You expect politicians to game the system and rip off taxpayers for their own benefit. But not our police.
In Montgomery County, Maryland, 41 percent of retiring police officers now receive disability payments, and requests for disability pay have jumped an incredible 300 percent in the last year.
In nearby Fairfax County, Virginia, on the other hand, only 3 percent of retirees receive disability.
Of course, police work is often dangerous, and when officers are disabled on the job they ought to be compensated properly. Still, something is way out of whack in Montgomery County.
Former county officers receiving extra disability retirement pay have been discovered working other very physically demanding jobs — like flying commercial aircraft, or breaking up fights as a high school security guard, or serving in the army reserve.

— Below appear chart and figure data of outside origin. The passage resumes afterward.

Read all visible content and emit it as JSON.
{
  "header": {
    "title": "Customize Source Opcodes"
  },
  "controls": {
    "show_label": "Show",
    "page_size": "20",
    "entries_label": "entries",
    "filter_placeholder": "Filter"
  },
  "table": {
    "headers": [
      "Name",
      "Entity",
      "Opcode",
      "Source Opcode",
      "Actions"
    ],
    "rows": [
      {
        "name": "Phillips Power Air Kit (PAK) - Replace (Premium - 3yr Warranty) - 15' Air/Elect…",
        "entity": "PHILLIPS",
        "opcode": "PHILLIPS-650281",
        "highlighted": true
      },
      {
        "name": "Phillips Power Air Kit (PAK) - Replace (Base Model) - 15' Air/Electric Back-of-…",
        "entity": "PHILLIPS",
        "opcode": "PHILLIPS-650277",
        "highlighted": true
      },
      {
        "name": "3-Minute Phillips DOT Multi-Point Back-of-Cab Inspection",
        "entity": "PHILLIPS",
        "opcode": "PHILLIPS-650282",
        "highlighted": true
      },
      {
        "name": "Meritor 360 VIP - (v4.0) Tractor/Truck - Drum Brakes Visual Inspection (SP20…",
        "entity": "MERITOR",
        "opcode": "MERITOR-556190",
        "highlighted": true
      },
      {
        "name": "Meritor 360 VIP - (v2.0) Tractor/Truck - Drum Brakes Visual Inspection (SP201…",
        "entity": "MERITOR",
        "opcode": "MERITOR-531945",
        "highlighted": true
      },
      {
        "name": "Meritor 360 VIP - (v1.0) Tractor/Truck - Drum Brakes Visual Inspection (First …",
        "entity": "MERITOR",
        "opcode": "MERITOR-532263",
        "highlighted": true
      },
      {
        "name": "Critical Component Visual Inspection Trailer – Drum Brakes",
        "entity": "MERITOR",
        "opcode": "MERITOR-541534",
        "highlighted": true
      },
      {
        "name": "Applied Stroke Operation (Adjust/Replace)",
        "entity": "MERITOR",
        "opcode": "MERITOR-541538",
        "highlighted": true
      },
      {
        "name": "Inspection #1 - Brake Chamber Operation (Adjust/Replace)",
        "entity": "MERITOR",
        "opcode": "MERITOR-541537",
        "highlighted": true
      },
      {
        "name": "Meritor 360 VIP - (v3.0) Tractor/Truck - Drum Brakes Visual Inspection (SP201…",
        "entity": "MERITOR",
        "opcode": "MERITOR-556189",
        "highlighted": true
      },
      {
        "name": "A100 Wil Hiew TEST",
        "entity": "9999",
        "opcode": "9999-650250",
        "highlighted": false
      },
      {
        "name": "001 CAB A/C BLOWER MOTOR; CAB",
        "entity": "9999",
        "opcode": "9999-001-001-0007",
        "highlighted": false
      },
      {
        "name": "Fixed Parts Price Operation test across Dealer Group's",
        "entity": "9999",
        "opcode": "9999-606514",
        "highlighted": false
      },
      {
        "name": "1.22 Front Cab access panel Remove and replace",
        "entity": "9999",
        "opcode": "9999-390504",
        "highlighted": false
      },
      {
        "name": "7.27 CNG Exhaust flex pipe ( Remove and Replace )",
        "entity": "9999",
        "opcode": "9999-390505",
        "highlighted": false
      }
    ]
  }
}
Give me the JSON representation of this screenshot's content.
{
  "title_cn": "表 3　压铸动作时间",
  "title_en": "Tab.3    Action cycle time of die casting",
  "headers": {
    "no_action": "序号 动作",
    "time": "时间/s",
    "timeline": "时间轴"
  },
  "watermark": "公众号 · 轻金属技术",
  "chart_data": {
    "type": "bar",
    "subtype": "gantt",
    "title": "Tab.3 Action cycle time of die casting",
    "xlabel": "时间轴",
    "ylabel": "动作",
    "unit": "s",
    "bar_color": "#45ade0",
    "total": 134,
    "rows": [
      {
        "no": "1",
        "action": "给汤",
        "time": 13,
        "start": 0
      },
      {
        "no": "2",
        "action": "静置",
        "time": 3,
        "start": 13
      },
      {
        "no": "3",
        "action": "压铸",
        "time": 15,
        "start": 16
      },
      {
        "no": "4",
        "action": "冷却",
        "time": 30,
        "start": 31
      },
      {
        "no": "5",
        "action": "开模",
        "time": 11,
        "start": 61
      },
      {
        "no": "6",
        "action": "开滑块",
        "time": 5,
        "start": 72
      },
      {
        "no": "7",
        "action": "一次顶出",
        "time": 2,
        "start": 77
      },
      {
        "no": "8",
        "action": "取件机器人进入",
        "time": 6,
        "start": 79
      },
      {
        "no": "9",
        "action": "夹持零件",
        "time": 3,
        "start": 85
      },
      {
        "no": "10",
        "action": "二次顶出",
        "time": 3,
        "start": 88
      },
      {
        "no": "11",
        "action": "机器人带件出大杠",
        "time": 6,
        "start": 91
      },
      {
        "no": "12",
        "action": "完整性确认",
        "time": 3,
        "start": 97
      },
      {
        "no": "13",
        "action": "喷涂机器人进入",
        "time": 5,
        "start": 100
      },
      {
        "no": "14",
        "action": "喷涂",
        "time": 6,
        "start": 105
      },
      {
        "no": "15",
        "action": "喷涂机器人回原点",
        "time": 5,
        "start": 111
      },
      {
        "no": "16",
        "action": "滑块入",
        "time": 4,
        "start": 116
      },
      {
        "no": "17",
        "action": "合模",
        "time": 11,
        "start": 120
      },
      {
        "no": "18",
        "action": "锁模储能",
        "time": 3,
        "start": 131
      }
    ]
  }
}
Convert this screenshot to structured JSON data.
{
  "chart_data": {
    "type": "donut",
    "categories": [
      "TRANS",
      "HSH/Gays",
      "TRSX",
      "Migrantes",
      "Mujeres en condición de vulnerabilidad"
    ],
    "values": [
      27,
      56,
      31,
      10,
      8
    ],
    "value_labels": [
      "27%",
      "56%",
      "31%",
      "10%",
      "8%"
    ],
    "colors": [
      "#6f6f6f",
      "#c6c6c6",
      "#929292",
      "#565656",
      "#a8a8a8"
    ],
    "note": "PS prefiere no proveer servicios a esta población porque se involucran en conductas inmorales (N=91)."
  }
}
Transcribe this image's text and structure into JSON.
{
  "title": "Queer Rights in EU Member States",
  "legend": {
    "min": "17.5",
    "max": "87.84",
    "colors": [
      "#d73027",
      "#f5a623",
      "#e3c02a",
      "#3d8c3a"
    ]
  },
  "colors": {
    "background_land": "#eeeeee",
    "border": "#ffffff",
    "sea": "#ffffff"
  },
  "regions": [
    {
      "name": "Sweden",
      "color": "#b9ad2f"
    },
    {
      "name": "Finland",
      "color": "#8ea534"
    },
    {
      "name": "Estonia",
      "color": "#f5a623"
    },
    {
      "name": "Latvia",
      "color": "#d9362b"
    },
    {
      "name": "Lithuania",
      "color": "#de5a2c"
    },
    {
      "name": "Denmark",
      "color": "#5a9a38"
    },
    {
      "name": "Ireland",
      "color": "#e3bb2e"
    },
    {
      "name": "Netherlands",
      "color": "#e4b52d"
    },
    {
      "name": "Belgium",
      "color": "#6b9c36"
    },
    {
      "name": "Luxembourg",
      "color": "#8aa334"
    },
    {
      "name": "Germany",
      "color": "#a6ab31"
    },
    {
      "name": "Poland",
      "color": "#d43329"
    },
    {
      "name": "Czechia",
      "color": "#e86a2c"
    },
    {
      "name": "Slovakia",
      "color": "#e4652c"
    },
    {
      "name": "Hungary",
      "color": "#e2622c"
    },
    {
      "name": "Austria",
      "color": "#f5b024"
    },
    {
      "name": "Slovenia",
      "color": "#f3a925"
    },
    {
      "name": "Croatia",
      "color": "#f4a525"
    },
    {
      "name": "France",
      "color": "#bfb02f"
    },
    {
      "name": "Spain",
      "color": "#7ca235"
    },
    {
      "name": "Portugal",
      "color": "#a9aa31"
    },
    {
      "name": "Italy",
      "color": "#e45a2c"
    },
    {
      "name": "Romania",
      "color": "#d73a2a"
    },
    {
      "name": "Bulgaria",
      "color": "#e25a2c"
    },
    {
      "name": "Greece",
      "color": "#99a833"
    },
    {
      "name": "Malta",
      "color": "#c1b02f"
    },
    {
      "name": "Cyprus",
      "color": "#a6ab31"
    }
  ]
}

Thomas Evans, a former county police chief, calls snagging extra disability pay “almost as easy as signing your name on the application.”
Now the feds are investigating. That’s good, but how does a system get so far out of whack?
Two factors are at work: (1) a unionized police force means constant pressure for more outlandish benefits, and (2) politicians negotiate these deals with securing the political support of the union in mind, not fulfilling their fiscal responsibility to taxpayers.
Or maybe it’s just proximity to Washington, D.C.
This is Common Sense. I’m Paul Jacob.